There’s no getting away from the fact that this is a very westernised, and in many ways privileged, look at feminism. And I doubt it would have bothered me as much if she had acknowledged that at some point, but she doesn’t. Throughout, there are a few comparisons she makes, such as some comments on feminism and racial equality, and childbirth giving women ‘a gigantic set of balls’, and there are several instances where slurs are used, and these just did not sit right with me. I don’t believe any of these come from a bad place, but that’s kind of beside the point.

She has strong, well formed and wittily explored opinions, but I find I do not always agree with her. That’s not to say I didn’t sometimes find myself nodding along whilst reading some parts and finding myself in total agreement. There were some genuine ‘lol’ moments, and I think she would be a hoot to have a conversation with.

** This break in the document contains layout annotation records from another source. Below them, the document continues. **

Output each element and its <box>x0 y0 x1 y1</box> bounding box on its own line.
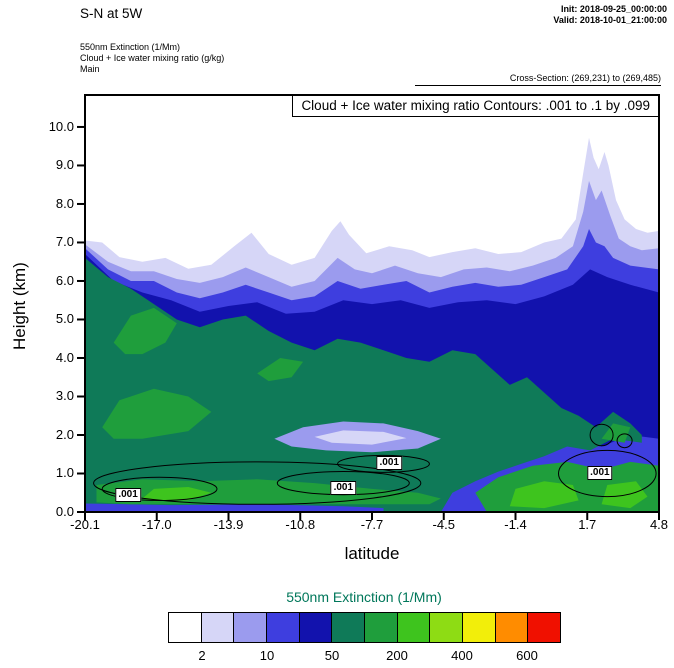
colorbar-title: 550nm Extinction (1/Mm) <box>286 589 442 605</box>
x-tick-label: -20.1 <box>70 517 100 532</box>
y-tick-label: 7.0 <box>55 234 74 250</box>
y-axis-title: Height (km) <box>10 262 29 350</box>
colorbar-tick-label: 50 <box>324 648 340 663</box>
cloud-ice-contour-loop <box>616 433 633 449</box>
init-valid-block: Init: 2018-09-25_00:00:00 Valid: 2018-10… <box>553 4 667 25</box>
colorbar-cell <box>365 613 398 642</box>
field-legend: 550nm Extinction (1/Mm) Cloud + Ice wate… <box>80 42 224 75</box>
y-tick-label: 6.0 <box>55 272 74 288</box>
contour-value-label: .001 <box>587 466 613 481</box>
y-tick-label: 3.0 <box>55 388 74 404</box>
x-tick-label: 1.7 <box>578 517 597 532</box>
band-extinction-gte-200 <box>85 257 642 512</box>
band-clear-slot-core <box>314 430 407 445</box>
cross-section-coords-label: Cross-Section: (269,231) to (269,485) <box>415 73 661 86</box>
contour-value-label: .001 <box>330 480 357 495</box>
x-axis-title: latitude <box>344 544 400 563</box>
cloud-ice-contour-loop <box>589 423 614 447</box>
colorbar-cell <box>267 613 300 642</box>
contour-value-label: .001 <box>376 456 402 471</box>
y-tick-label: 10.0 <box>48 118 74 134</box>
x-tick-label: -4.5 <box>432 517 455 532</box>
valid-time-label: Valid: 2018-10-01_21:00:00 <box>553 14 667 25</box>
colorbar-tick-label: 10 <box>259 648 275 663</box>
colorbar-cell <box>234 613 268 642</box>
legend-line-domain: Main <box>80 64 100 74</box>
cloud-ice-contour-loop <box>558 449 657 498</box>
band-green-right-mid <box>601 423 631 443</box>
colorbar-cell <box>397 613 431 642</box>
colorbar <box>168 612 561 643</box>
colorbar-cell <box>528 613 561 642</box>
page-title: S-N at 5W <box>80 6 143 21</box>
x-tick-label: -10.8 <box>285 517 316 532</box>
colorbar-cell <box>299 613 333 642</box>
init-time-label: Init: 2018-09-25_00:00:00 <box>560 4 667 14</box>
colorbar-tick-label: 200 <box>386 648 408 663</box>
cloud-ice-contour-loop <box>101 476 218 501</box>
band-green-left-mid <box>102 388 212 439</box>
legend-line-mixing-ratio: Cloud + Ice water mixing ratio (g/kg) <box>80 53 225 63</box>
x-tick-label: -13.9 <box>213 517 244 532</box>
band-bright-green-right-2 <box>601 481 648 509</box>
y-tick-label: 1.0 <box>55 465 74 481</box>
cloud-ice-contour-loop <box>93 461 422 505</box>
y-tick-label: 2.0 <box>55 426 74 442</box>
colorbar-cell <box>463 613 496 642</box>
y-tick-label: 4.0 <box>55 349 74 365</box>
band-bright-green-left <box>142 487 212 502</box>
band-green-left-upper <box>113 307 177 355</box>
band-bright-green-right-1 <box>509 481 579 509</box>
x-tick-label: -17.0 <box>141 517 172 532</box>
cloud-ice-contour-loop <box>337 454 430 473</box>
y-tick-label: 0.0 <box>55 504 74 519</box>
colorbar-tick-label: 400 <box>451 648 473 663</box>
x-tick-label: 4.8 <box>649 517 669 532</box>
y-tick-label: 9.0 <box>55 157 74 173</box>
legend-line-extinction: 550nm Extinction (1/Mm) <box>80 42 181 52</box>
colorbar-tick-label: 2 <box>198 648 206 663</box>
y-tick-label: 5.0 <box>55 311 74 327</box>
y-tick-label: 8.0 <box>55 195 74 211</box>
contour-value-label: .001 <box>115 487 141 502</box>
colorbar-cell <box>201 613 235 642</box>
colorbar-tick-label: 600 <box>516 648 538 663</box>
x-tick-label: -7.7 <box>360 517 384 532</box>
colorbar-cell <box>430 613 464 642</box>
band-green-mid-small <box>257 358 304 382</box>
band-surface-blue-strip <box>85 503 384 512</box>
contour-annotation-box: Cloud + Ice water mixing ratio Contours:… <box>292 95 659 117</box>
x-tick-label: -1.4 <box>504 517 527 532</box>
colorbar-cell <box>495 613 529 642</box>
colorbar-cell <box>169 613 202 642</box>
colorbar-cell <box>332 613 366 642</box>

I love that no topic is off limits for her – periods, sex, abortion, the porn industry – she would tackle any taboo. I particularly enjoyed reading the parts where she discusses being a mother. ‘I used to fear their deaths… Until I realised… I would put my hands into their ribs and take their hearts and swallow them, and give birth to them again, so that they never, ever end. I’ll do anything for those girls.’ Now I understand this is a fairly graphic, and particularly visceral way of declaring your love for your children, but I really believed it, and felt it, despite not being a mother myself. In the penultimate chapter, Caitlin talks candidly and rawly about abortion. I think it’s a very brave chapter, and probably the most necessary one in this book.

Actually, I feel that the main reason that I felt a little disconnect at times, was that aside from the basic similarities of Caitlin and I both being white women, born in England, and both considering ourselves feminist, I don’t really have much at all in common with her. Which is ok, she’s speaking from a far more experienced place than I am currently at in my life. And I’m almost certain that if I read this again in 10 years, I would be able to genuinely empathise with her, and take a lot more from it.

Caitlin Moran is definitely a woman I admire. And whilst I may not agree with every one of her opinions, I respect them. I enjoy watching her talk in videos I’ve seen online, I think she has a lot of important things to say, and I’m very happy she has a platform to say them. All in all, I’m glad I’ve read this, and I’ll definitely be reading more from her in the future!